Iran, as one of the most important energy import-export countries in Middle East region, has the fourth largest oil reserve and the second largest supply of natural gas in the world. Iran’s energy mix is dominated by hydrocarbons. Renewable energy including hydropower accounts for about 6% of the overall electricity produced in the country where 90% of the fuel used in power plants is natural gas. The countries total energy consumption is continuously increasing at a rate that is forcing research into different resources to improve energy security and reduce the internal dependence on hydrocarbons.

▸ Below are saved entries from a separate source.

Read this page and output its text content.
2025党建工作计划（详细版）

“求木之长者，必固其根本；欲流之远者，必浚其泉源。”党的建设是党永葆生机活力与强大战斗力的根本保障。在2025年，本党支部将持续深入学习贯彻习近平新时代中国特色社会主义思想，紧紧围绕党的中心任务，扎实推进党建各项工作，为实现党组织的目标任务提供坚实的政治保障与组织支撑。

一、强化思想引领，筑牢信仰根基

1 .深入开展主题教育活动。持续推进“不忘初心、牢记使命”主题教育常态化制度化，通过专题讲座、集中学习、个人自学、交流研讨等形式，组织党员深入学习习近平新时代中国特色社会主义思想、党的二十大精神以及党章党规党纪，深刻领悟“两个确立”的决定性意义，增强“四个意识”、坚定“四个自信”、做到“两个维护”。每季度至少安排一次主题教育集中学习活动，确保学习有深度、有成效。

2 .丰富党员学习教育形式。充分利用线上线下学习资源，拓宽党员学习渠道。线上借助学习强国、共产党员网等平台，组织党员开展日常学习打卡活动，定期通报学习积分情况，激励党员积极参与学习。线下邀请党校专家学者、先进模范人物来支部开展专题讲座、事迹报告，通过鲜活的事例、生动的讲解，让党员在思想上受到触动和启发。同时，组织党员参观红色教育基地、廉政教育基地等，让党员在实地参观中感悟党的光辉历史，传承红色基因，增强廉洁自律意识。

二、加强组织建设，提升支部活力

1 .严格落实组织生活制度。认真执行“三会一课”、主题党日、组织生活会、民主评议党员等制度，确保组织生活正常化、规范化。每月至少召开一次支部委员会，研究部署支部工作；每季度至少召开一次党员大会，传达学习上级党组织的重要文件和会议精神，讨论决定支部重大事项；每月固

Iran has set up a growth plan to boost green energies as a key sustainability factor. The Government plans to focus on green technologies to increase the nominal capacity of power plants from 74 GW to over 120 GW by the end of 2025. The Renewable Energy Organisation of Iran (SUNA) is looking to attract $60 billion of direct private investment by 2025 and the Government has called for new investments, which require technology and engineering to reach this capacity. The major benefit of using more diverse energy mix is reducing demand for fossil fuels will allow Iran to export more of its immense reserves of oil and natural gas to client states abroad. This will allow the Government to ease its costly subsidies while simultaneously meeting growing electrical demand through more sustainable and cost-effective renewable energy sources.

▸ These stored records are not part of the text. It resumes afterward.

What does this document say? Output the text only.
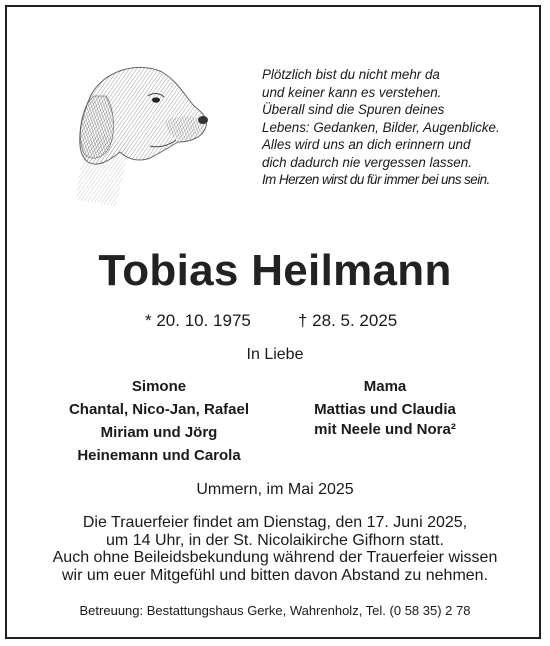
Plötzlich bist du nicht mehr da
und keiner kann es verstehen.
Überall sind die Spuren deines
Lebens: Gedanken, Bilder, Augenblicke.
Alles wird uns an dich erinnern und
dich dadurch nie vergessen lassen.
Im Herzen wirst du für immer bei uns sein.
Tobias Heilmann
* 20. 10. 1975	† 28. 5. 2025
In Liebe
Simone
Chantal, Nico-Jan, Rafael
Miriam und Jörg
Heinemann und Carola
Mama
Mattias und Claudia
mit Neele und Nora²
Ummern, im Mai 2025
Die Trauerfeier findet am Dienstag, den 17. Juni 2025,
um 14 Uhr, in der St. Nicolaikirche Gifhorn statt.
Auch ohne Beileidsbekundung während der Trauerfeier wissen
wir um euer Mitgefühl und bitten davon Abstand zu nehmen.
Betreuung: Bestattungshaus Gerke, Wahrenholz, Tel. (0 58 35) 2 78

Recently, the UK investment fund is set to build one of the world’s largest solar power projects in the world in Iran by the end of the decade. The deal between Quercus, a green investment company in London, and Iran’s Ministry of Energy is worth over €500m (£440m) and will bring forward a giant 600MW solar project within the next three years by building a 100MW standalone installation every six months. The deal is one of the largest deals outside of the UK and is part of Iran’s drive to build 5GW of renewable energy by 2020.